Embora ligado para sempre às aventuras de Alice, a escolha do pseudônimo aconteceu anos antes, em 1856, quando Dodgson publicou um poema na revista The Train. O passeio do dia 4 também foi um de vários nos quais o escritor contou histórias para as meninas, mas foi o pedido de Alice Liddell que o fez colocar a narrativa no papel. A primeira versão da história, batizada de As Aventuras de Alice no Subterrâneo, foi escrita e ilustrada à mão pelo autor como um presente de Natal para Alice Liddell. Já a expansão do livro foi sugestão de George MacDonald, autor de livros infantis e amigo de Lewis Carroll, que leu a história de Alice para os filhos.

Incentivado pelo teste de audiência, Carroll fez algumas alterações para a publicação. Entram em cena o chá do Chapeleiro Maluco e o Gato Risonho, que não existiam no original. Com medo que o público confundisse seu livro com um manual de mineração, Carroll tirou o "subterrâneo" do título, substituindo por País das Maravilhas.
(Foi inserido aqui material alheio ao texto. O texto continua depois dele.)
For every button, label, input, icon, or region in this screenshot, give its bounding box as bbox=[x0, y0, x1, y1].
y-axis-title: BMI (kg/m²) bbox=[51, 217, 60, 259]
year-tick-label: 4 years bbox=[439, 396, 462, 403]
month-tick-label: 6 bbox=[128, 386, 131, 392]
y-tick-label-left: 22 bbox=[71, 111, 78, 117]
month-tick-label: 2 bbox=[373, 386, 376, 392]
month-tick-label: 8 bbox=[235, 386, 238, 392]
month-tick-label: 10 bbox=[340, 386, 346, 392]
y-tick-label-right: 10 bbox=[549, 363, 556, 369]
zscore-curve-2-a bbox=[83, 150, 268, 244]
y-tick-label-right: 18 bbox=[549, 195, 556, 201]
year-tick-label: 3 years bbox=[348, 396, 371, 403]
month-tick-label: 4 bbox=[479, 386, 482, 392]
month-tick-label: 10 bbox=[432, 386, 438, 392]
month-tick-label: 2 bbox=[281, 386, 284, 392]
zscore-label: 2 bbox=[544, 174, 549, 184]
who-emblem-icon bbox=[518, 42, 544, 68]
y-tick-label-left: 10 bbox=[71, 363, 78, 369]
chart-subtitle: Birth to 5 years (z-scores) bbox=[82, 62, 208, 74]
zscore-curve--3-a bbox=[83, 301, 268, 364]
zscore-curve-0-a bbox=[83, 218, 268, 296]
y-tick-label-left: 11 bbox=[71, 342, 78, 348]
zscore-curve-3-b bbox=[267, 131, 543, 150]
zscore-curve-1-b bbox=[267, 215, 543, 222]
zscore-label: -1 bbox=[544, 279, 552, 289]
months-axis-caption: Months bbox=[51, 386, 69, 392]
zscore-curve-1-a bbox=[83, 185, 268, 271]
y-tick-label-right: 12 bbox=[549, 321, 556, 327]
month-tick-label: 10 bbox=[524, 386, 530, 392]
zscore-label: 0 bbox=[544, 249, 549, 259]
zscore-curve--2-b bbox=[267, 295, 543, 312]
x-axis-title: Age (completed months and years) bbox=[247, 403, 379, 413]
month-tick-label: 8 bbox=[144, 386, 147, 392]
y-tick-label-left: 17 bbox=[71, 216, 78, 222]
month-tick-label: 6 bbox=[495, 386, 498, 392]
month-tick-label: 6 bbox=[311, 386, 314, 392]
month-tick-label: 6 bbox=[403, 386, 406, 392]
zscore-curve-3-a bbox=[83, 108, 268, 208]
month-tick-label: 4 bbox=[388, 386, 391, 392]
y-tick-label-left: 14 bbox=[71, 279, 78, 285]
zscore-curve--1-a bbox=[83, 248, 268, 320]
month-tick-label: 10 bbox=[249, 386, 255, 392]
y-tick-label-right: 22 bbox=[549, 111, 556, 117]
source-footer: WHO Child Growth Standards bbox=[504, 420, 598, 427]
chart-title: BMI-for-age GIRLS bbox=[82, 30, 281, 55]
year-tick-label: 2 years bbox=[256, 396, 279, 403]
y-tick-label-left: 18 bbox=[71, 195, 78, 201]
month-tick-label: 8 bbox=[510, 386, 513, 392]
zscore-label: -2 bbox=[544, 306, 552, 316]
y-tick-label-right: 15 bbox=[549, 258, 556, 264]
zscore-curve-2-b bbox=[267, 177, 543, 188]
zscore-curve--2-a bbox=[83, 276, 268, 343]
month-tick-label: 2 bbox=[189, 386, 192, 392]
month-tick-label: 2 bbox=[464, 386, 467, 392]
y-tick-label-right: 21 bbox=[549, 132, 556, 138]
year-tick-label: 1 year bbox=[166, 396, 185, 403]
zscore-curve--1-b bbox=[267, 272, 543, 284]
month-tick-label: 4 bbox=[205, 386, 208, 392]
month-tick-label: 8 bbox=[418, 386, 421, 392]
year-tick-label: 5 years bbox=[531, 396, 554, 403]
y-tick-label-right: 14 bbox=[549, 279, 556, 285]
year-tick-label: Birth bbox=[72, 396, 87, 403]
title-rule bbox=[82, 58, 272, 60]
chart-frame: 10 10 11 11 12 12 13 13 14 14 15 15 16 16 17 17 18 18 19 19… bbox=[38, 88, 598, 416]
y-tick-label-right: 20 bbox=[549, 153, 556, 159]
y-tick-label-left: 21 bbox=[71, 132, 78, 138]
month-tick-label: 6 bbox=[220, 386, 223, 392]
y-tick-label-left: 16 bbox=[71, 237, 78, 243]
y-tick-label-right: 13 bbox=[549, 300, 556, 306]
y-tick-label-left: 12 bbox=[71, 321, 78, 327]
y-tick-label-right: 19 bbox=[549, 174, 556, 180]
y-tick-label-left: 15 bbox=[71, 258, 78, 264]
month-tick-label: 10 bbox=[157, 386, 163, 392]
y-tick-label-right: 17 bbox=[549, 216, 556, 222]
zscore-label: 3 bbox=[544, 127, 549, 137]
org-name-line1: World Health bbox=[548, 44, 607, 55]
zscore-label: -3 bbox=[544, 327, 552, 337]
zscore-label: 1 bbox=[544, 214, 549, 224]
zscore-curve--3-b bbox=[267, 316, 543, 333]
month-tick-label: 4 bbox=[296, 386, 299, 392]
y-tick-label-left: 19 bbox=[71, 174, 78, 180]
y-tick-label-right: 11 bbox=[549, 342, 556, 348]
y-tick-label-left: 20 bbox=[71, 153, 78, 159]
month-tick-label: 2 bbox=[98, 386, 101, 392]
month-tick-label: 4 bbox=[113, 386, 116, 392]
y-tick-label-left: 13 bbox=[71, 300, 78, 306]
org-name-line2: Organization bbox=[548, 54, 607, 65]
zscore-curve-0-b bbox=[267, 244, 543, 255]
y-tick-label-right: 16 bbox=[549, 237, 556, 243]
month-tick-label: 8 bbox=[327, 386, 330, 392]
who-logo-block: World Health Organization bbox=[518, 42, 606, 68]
Saíram também os desenhos do autor, substituídos pelo trabalho de Sir John Tenniel, que deixou de ser famoso pelos cartuns políticos da revista Punch para ser conhecido como o ilustrador oficial das histórias de Alice. E assim, em 4 de julho de 1865, três anos após o passeio de barco no Tâmisa, Alice no País das Maravilhas chegava às livrarias em uma primeira edição de dois mil exemplares e uma crítica feroz. Tenniel ficou descontente com a impressão, e uma nova primeira edição foi impressa em dezembro de 1865. Em um ano, Alice seria um campeão de vendas da era Vitoriana, com cinco mil exemplares vendidos.

Mais uma incentivadora do que uma musa, Alice Liddell passaria a vida sob a sombra da personagem do livro, a ponto de em 1932 escrever a um dos filhos que não queria ser ingrata, mas às vezes ficava cansada de ser Alice. A multidão de fotógrafos que a cercaram quando chegou aos Estados Unidos para a festa dos cem anos de nascimento de Lewis Carroll e as exigências de ser vista como uma eterna criança sem dúvida cobrando seu preço.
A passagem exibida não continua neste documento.